M. Şevket Eygi

M. Şevket Eygi

Müslümanların mâcerası

Müslümanların mâcerası

MÜSLÜMANLAR yakın tarihte bu memlekette çok acılar çektiler.  Dine ve imana hizmet etmekten başka suçu olmayan nice hocalar, şeyhler, dindarlar idam edildi, zindanlarda çürütüldü, sürgünlerde çile çekti. Çok ezildik, çok zulme mâruz kaldık. On yıllar boyunca Türk Ceza Kanunun 163’üncü maddesinin kurbanı oldu nicemiz.

Şeyh Muzaffer Efendiyi  27 Mayıs 1960 darbesinden sonra Sultanahmet Cezaevine atmışlardı.
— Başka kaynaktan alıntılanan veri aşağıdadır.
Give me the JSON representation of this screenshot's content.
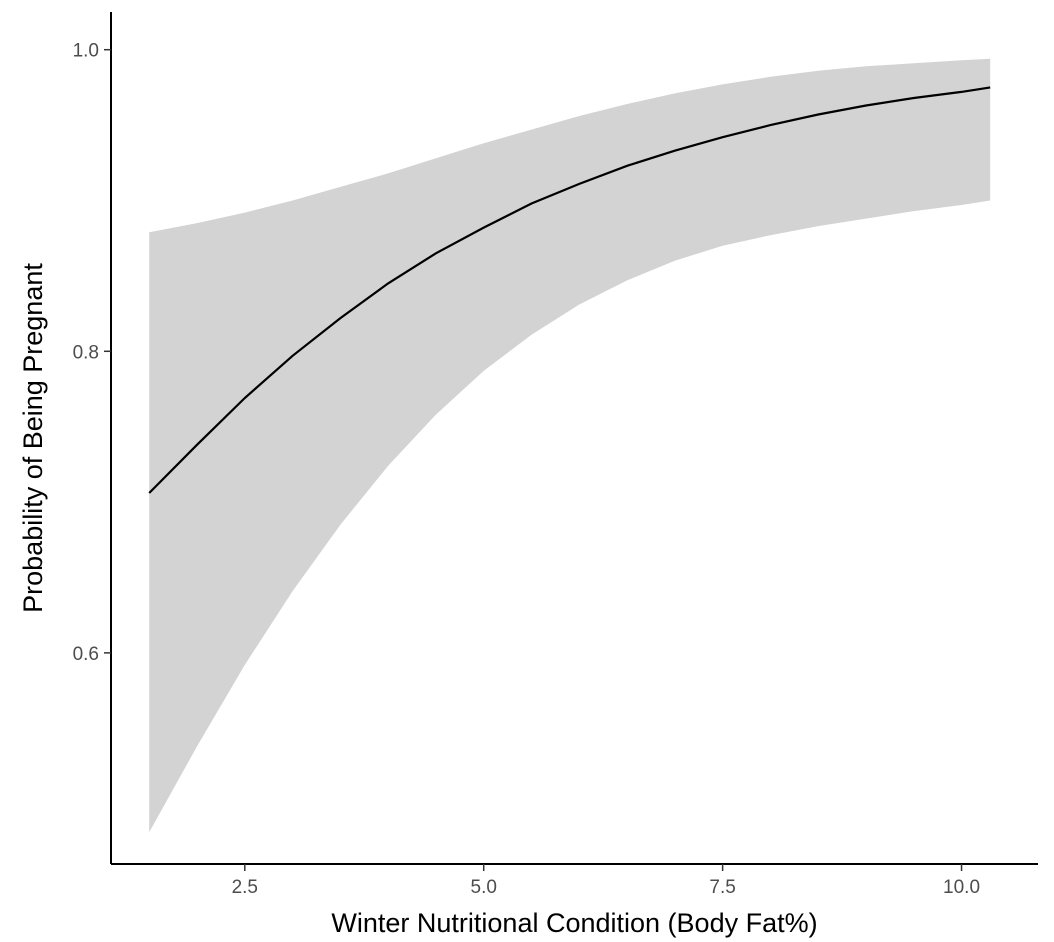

Merhumun ağzından dinlemiştim. Bir kısım Nurcuları da hapse atmışlar, daha önce  iyice dövmüşler. Ayaklarının üzerine basamıyorlarmış. Zavallılar kötürümler gibi yerde sürünerek abdest alıp namaz kılıyorlarmış.

İnançları yüzünden asılarak öldürülenler… Dövülenler… Sürgüne gönderilenler… Çoluk çocuğu perişan edilenler…
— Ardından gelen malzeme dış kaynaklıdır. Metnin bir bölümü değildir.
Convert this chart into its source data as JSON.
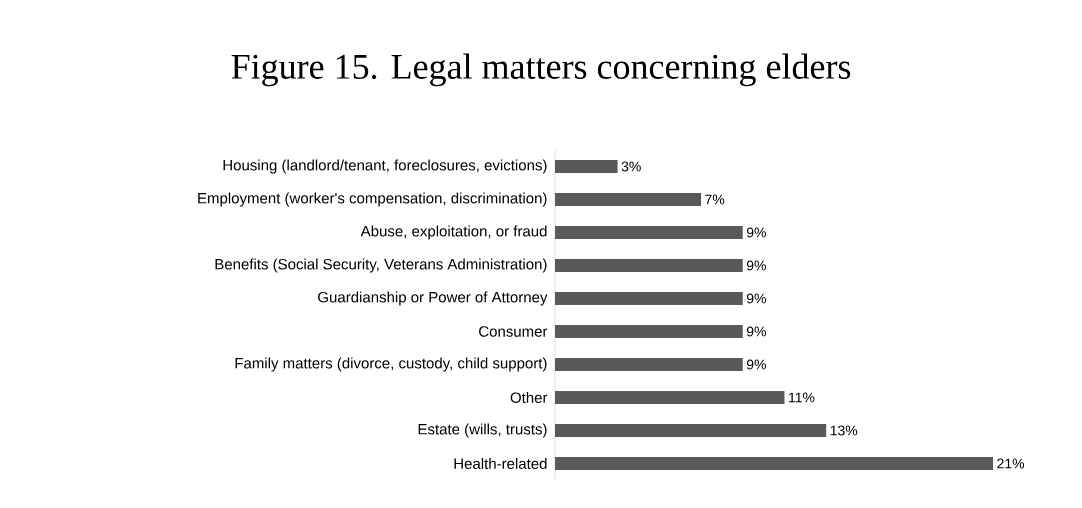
{
  "chart_data": {
    "type": "bar",
    "orientation": "horizontal",
    "title": "Figure 15. Legal matters concerning elders",
    "categories": [
      "Housing (landlord/tenant, foreclosures,  evictions)",
      "Employment (worker's compensation, discrimination)",
      "Abuse, exploitation, or fraud",
      "Benefits (Social Security, Veterans Administration)",
      "Guardianship or Power of Attorney",
      "Consumer",
      "Family matters (divorce, custody, child support)",
      "Other",
      "Estate (wills, trusts)",
      "Health-related"
    ],
    "values": [
      3,
      7,
      9,
      9,
      9,
      9,
      9,
      11,
      13,
      21
    ],
    "value_labels": [
      "3%",
      "7%",
      "9%",
      "9%",
      "9%",
      "9%",
      "9%",
      "11%",
      "13%",
      "21%"
    ],
    "color": "#595959"
  }
}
Allah biz Müslümanların yüzüne güldü, son yirmi otuz  yıl içinde biraz nefes aldık ama  bu sefer de, evvelce mücahitlik taslayan, sonra müteahhit olan birilerinin oyununa geldik.

Önceleri bozuktur, fasittir dediğimiz kötü düzenin  haram ve zehirli rantlarına saldırdı bizden görünen birtakım  sahtekarlar.

Gerektiği gibi uyanık olamadık. Düşmanlarımız bizi böldü, birbirinden kopuk bin parçaya ayırdı.

İslamî kesimin içine salınan bir sürü casus, ajan, provokatör, yönlendirici;  kardeş ve birlik olmaları gereken mü’minlerin bir kısmını birbirine düşman etti. Ümmet birliği gitti, İslam Protestanlığı denilen acayip bir mozaik ortaya çıktı.

Kafirler, münafıklar, müfsitler İslamı ortadan kaldıramayınca, kendilerine zarar vermeyecek light ve ılımlı  yeni bir İslam türetmeye karar verdiler. İçimizden bazı hainler bu işte taşeron olmayı kabul etti.

Bir camianın içine haram girmeye görsün, mânevî yangınlarla yanar tutuşur, yine mânevî zelzelelerle çöker  yıkılır harap olur.

Eski nesiller tecrübeliydi, birikimliydi. Yenilerde o tecrübe ve birikim yok.  Kafirler ve münafıklar Müslümanların arasına lüks, israf, aşırı tüketim, aşırı konfor mikroplarını saçtılar.  Müslümanların bir kısmını holigan, militan, fanatik yaptılar.

İslamın iki kere iki eder dört temel gerçeklerinden biri, Allah katında tek hak, geçerli, makbul dinin İslam olduğu inancı idi. Birileri bu inancı sarsıp kaldırmak, onun yerine, bir değil, üç ibrahimî hak din vardır, üçünün mensupları ehl-i necat ve ehl-i Cennettir bâtıl inancını  koymaya çalıştı.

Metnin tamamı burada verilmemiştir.